Some people respond well to neoadjuvant chemotherapy, but others don’t
Some people who have muscle-invasive bladder cancer do better if they receive cisplatin-based neoadjuvant chemotherapy before radical cystectomy, surgery to remove the bladder. The problem: the chemotherapy works very well in some people, and not so well in others. “Clinical trials have shown that patients who respond to chemotherapy before radical cystectomy are more likely to be cured,” says Trinity Bivalacqua, M.D., Ph.D., the R. Christian B. Evensen Professor of Urology and Director of Urologic Oncology. “But other people may do better with alternative treatments such as immunotherapy, so we need to be able to predict which patients will benefit from neoadjuvant chemotherapy.”

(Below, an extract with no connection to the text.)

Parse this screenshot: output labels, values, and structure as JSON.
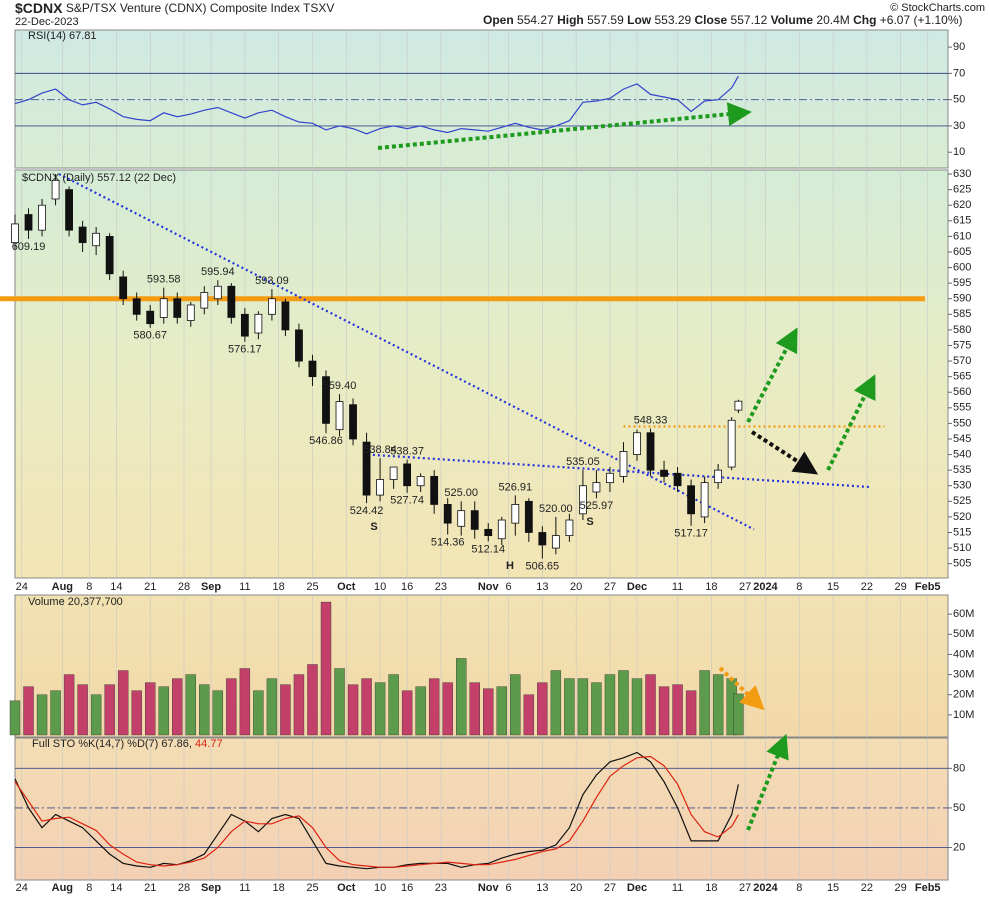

They may have found a way to point patients toward the treatment that will help them most: Recently, Bivalacqua and pathologist Alex Baras, M.D., Ph.D., analyzed biopsy tissue from Johns Hopkins patients with muscle-invasive bladder tissue. They found that a measurement called “tumor infiltrating (TIL) density” was strongly correlated with an important immune system factor, a “checkpoint inhibitor” called PD-L1. “Intriguingly, our findings suggest that the immune system plays an important role in how the bladder responds to chemotherapy.” T-cells are great warriors in the immune system that attack cells the body perceives as the enemy. “We found a strong link between the ratio of T-cells (CD8) to Regulatory T cells TIL densities and the response to chemotherapy.” This work, published in Oncoimmunology, represents the first report in bladder cancer showing that this ratio can predict who will respond well to neoadjuvant chemotherapy; combined with other genetic information about a patient’s particular tumor, this information “will help us guide patients to the treatments that will work best for them.”